Supporting A Smarter Business
The log of events generated every time a workflow executes provides users with a single source of truth for the supply chain’s behaviour. We’ve found transforming this data using SQL Views in BigQuery an effective way to expose this data to different stakeholders. The ability to join this data to other sources is a useful feature of this approach. For example, metrics from the event log can be enriched with catalogue data to provide insight into how long content for a particular production takes to process.
Adopting an event-based approach for our content ingest workflows proved its worth recently during a critical project to bring a number of processing steps in-house. Splunk dashboards were used to rapidly prototype a user interface for tracking content coming into ITV. These enabled our operations teams to diagnose issues with missing content quickly and make better predictions about when content would be available.
Product Owners have also found this data valuable. Measuring the impact of new features and prioritising future work both become easier when the relevant metrics are readily available.
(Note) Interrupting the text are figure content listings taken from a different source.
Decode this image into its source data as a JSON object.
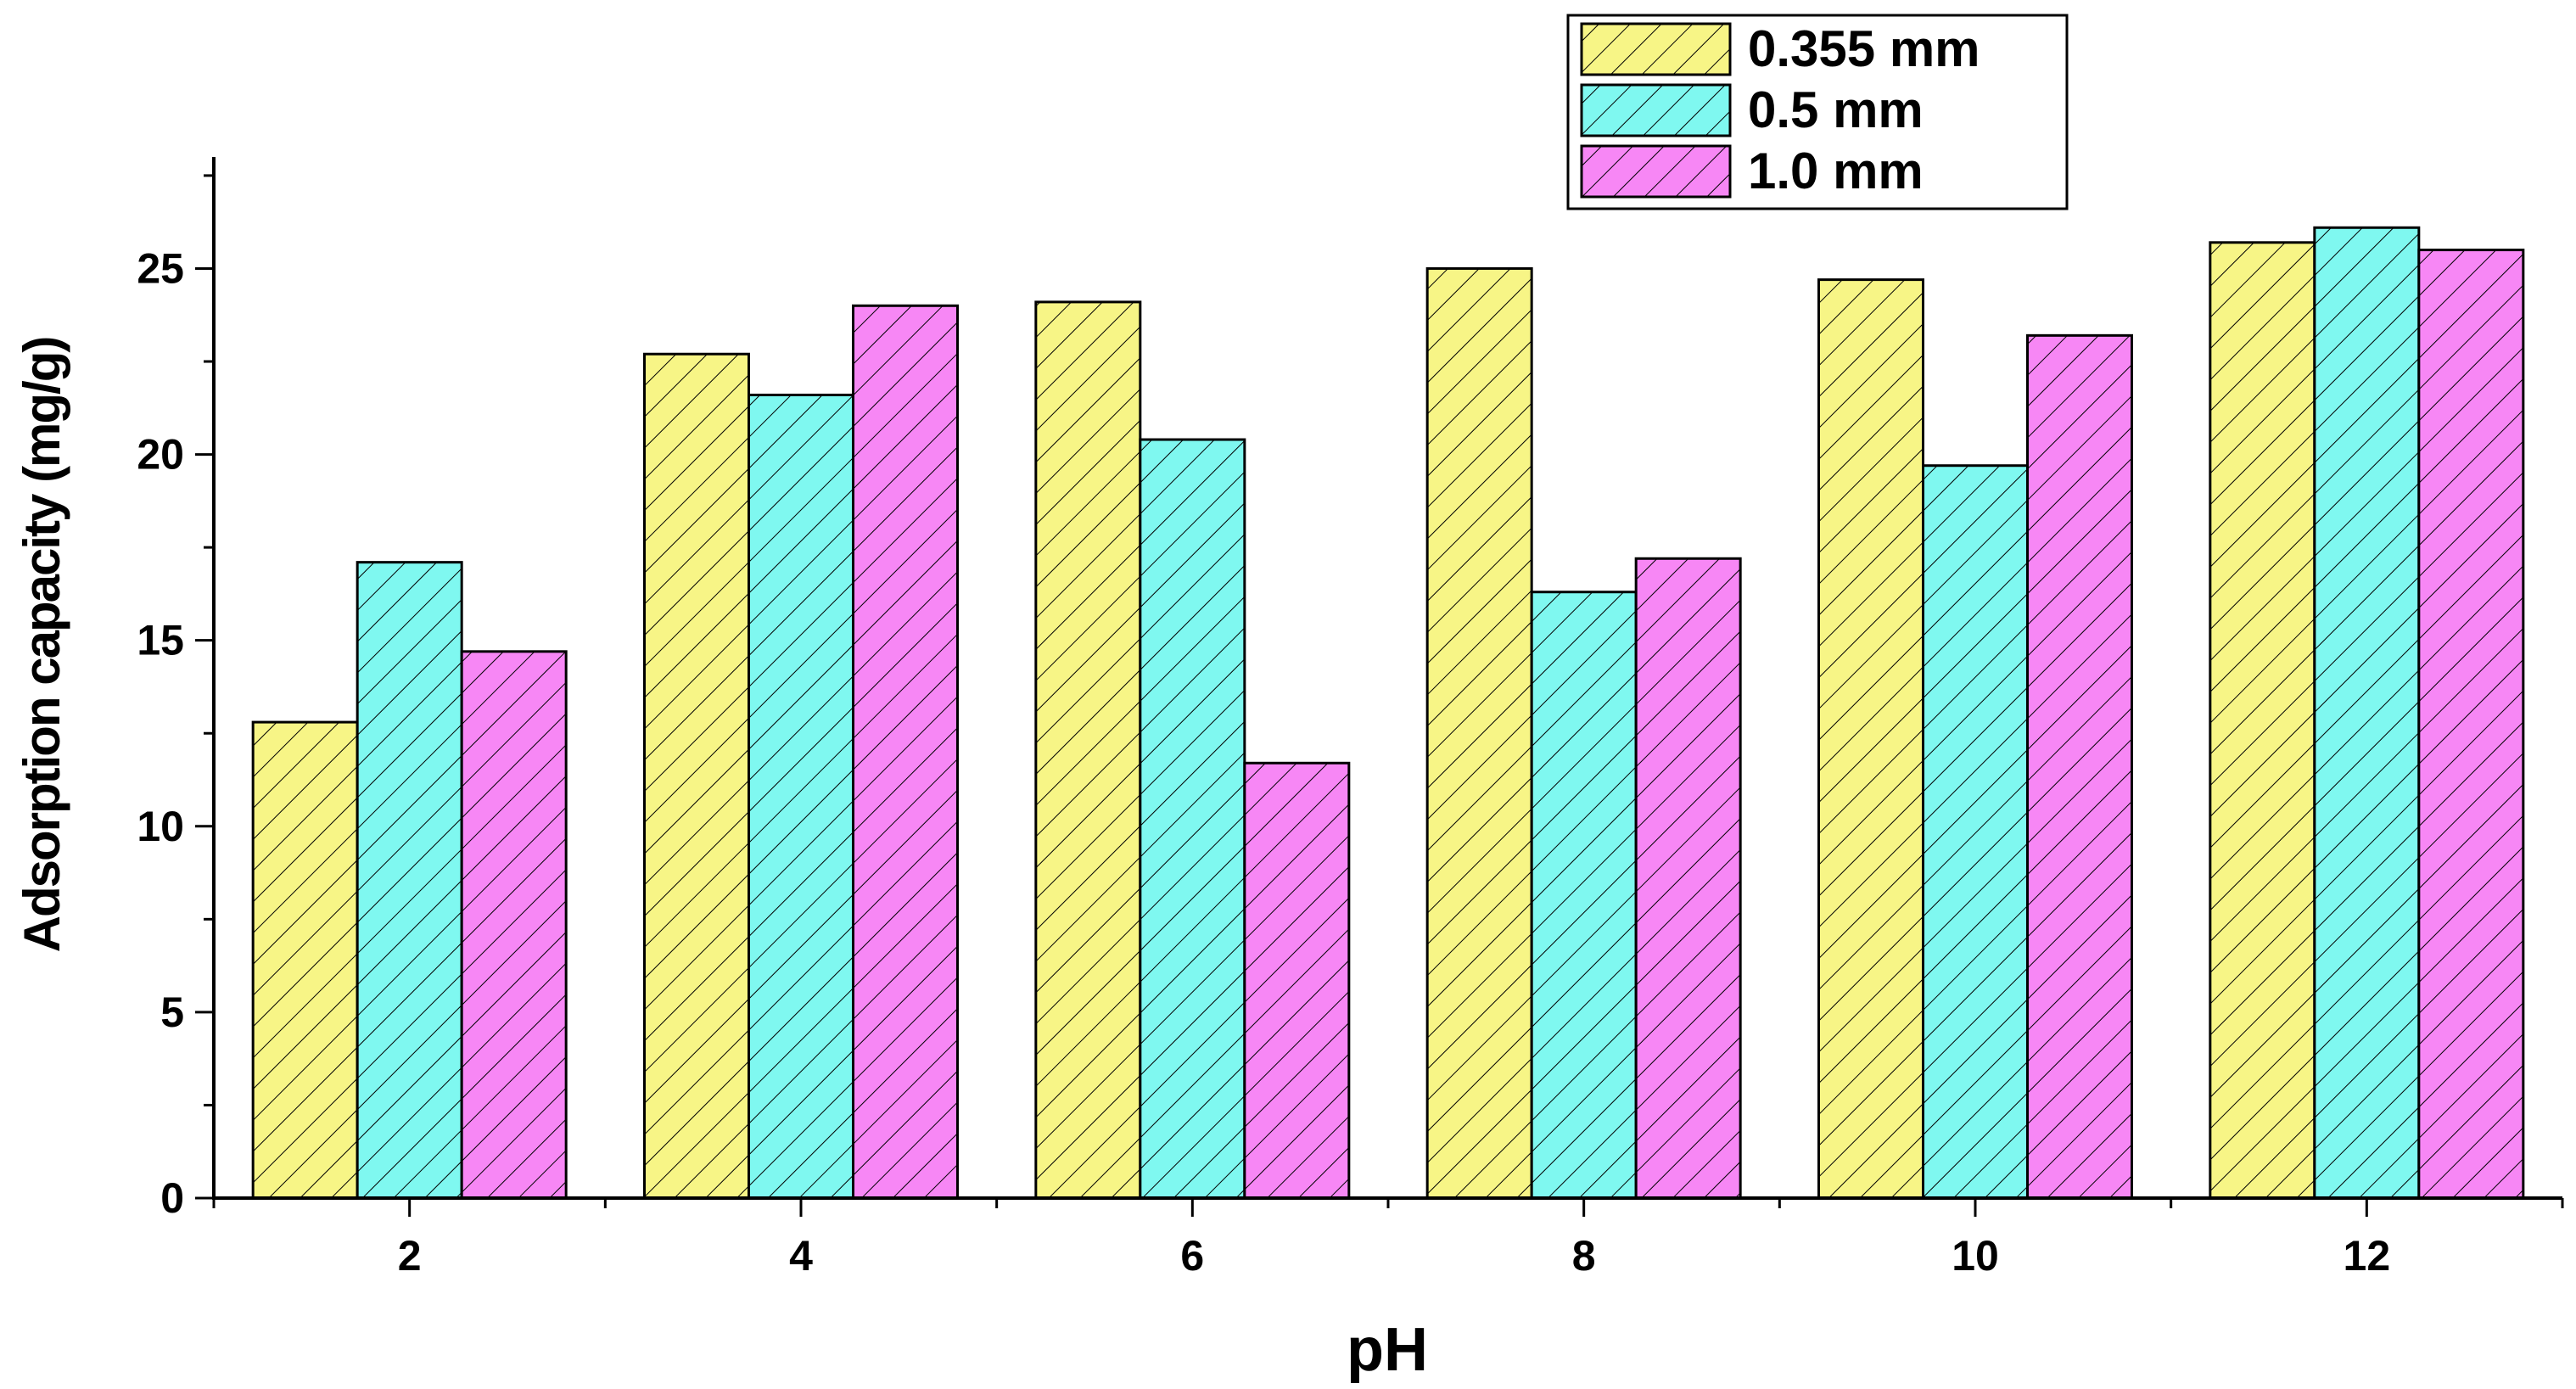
{
  "chart_data": {
    "type": "bar",
    "title": "",
    "xlabel": "pH",
    "ylabel": "Adsorption capacity (mg/g)",
    "categories": [
      "2",
      "4",
      "6",
      "8",
      "10",
      "12"
    ],
    "ylim": [
      0,
      28
    ],
    "y_ticks": [
      "0",
      "5",
      "10",
      "15",
      "20",
      "25"
    ],
    "grid": false,
    "legend_position": "top-right",
    "series": [
      {
        "name": "0.355 mm",
        "color": "#f7f586",
        "values": [
          12.8,
          22.7,
          24.1,
          25.0,
          24.7,
          25.7
        ]
      },
      {
        "name": "0.5 mm",
        "color": "#7ff8f0",
        "values": [
          17.1,
          21.6,
          20.4,
          16.3,
          19.7,
          26.1
        ]
      },
      {
        "name": "1.0 mm",
        "color": "#f787f5",
        "values": [
          14.7,
          24.0,
          11.7,
          17.2,
          23.2,
          25.5
        ]
      }
    ],
    "bar_pattern": "diagonal-hatch"
  }
}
Perhaps the greatest value in having collected this data, however, is that it is now accessible and intelligible to other parts of the business. Breaking down silos of knowledge is a challenge for any organisation, and if taking an event-driven approach can help achieve this, then it’s surely worth considering.
Dashboards and alerts are useful tools, but the goal is to improve the supply and distribution of our content. While equipping people with metrics has proved valuable, they are not the only consumers that can benefit from this information.
Feeding analysis back into the system itself presents an opportunity for components to adapt automatically to changes across the supply chain: heuristic algorithms might infer whether a piece of content is likely to arrive on time, and different parts of the system could be configured to scale up in response to this information. The work described in this post only facilitates a more scientific approach to the business domain; connecting the insights, taking informed action and then iterating on this is where the value really emerges.